And here is a video of the hurricane that was shot by people on bikes. It is SO DANGEROUS to ride in the dark, even with no cars, because you can't see the road at all...

it's cool to see that video, but that was fantastically stupid of them to take that risk.

No matter how dangerous, seems like there's always someone doing it.

Playing it safe is risky.

A well-known cyclist from Copenhagen points out in this article that transportation is still fundamentally about "get from point A to point B" -- not exercise or environmentalism.
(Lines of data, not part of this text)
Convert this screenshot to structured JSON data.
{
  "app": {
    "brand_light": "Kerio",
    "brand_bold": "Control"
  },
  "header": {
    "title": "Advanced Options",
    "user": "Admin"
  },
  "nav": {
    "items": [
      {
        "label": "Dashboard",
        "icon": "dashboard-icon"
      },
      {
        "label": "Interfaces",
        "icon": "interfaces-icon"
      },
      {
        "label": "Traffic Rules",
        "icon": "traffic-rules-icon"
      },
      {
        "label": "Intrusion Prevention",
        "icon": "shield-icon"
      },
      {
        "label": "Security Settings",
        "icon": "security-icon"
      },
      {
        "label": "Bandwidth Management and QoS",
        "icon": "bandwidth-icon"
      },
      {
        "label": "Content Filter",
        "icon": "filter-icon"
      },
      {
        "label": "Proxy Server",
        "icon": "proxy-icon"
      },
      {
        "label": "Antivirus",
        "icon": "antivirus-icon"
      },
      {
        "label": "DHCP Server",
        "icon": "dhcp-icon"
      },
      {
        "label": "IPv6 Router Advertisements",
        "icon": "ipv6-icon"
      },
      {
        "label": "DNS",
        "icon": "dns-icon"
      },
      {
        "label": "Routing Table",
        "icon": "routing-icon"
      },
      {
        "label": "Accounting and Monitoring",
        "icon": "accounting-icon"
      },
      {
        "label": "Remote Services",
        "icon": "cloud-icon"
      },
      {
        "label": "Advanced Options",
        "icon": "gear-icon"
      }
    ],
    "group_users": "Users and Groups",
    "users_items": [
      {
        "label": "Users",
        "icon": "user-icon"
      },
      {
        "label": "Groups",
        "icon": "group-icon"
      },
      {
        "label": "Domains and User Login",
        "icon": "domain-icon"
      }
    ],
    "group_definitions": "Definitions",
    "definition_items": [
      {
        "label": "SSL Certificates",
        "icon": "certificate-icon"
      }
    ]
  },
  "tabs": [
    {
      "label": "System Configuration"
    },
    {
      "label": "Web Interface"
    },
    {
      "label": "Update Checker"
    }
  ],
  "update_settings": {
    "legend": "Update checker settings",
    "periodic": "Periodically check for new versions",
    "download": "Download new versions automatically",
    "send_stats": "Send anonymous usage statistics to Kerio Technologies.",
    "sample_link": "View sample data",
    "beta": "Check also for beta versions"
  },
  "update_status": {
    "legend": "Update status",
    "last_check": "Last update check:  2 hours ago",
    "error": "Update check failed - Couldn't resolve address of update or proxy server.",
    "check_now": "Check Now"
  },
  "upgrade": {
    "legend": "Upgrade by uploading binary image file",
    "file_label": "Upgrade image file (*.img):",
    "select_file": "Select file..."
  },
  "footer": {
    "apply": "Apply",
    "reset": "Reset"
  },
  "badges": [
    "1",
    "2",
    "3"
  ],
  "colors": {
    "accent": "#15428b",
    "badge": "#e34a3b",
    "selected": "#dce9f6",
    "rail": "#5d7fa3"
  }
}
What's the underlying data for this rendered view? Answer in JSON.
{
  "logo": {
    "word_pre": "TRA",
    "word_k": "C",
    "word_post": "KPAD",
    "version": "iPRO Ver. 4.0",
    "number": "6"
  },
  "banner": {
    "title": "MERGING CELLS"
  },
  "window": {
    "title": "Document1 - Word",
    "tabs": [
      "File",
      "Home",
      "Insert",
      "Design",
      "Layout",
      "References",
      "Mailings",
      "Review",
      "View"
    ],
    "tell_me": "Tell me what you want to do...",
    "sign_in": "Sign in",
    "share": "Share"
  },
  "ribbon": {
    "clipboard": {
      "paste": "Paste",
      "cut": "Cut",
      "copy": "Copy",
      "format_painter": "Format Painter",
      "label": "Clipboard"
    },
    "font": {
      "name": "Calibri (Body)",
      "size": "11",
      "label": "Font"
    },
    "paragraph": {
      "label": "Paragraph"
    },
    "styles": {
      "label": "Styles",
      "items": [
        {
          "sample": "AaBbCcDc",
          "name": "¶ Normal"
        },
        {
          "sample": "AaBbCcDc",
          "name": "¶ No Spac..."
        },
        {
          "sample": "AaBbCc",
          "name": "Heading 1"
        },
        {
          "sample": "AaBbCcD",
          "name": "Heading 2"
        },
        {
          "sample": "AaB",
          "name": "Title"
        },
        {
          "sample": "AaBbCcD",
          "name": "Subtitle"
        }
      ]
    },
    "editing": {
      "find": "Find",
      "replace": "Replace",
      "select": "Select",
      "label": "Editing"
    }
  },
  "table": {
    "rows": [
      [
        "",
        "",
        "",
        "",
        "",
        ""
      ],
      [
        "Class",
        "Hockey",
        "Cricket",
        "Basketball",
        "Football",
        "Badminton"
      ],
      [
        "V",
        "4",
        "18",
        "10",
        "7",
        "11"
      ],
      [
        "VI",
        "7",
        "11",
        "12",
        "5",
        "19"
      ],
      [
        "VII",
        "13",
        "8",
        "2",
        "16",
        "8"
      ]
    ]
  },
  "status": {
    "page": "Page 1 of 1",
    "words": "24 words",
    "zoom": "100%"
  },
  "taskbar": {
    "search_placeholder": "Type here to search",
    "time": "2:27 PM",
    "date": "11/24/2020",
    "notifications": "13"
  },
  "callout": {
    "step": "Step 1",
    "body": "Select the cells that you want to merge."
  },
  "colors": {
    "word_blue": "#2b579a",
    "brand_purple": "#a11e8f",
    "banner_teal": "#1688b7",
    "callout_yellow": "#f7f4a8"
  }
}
It took a massive disruption of infrastructure to make this the case in even the most dense-populated of American cities.

http://www.slate.com/articles/health_and_science/the_efficient_planet/2012/11/green_wave_can_the_u_s_embrace_biking_like_denmark_has.html

The most concerning trend to me is that this is only the beginning of the end of our coast lines; caribbean islands will continue to face massive devastation, folks who live by the coast around the world will be in massive danger; perhaps this is not *new* in history or related to global warming, however I think we'll need our greatest minds to come up with new plans for our cities.

I mean, NYC rebuilds and THEN what. They're still basically in the water. Like New Orleans before it, and all the other eastern seaboard major cities.

Not all of NYC, just the south part is in the water, including Staten Island.

This is 2012, (the year the world ends).

I believe it'll only get worst, after speaking with major Climatologists. And not just from freak-storms, simply from the sea and ocean level rising.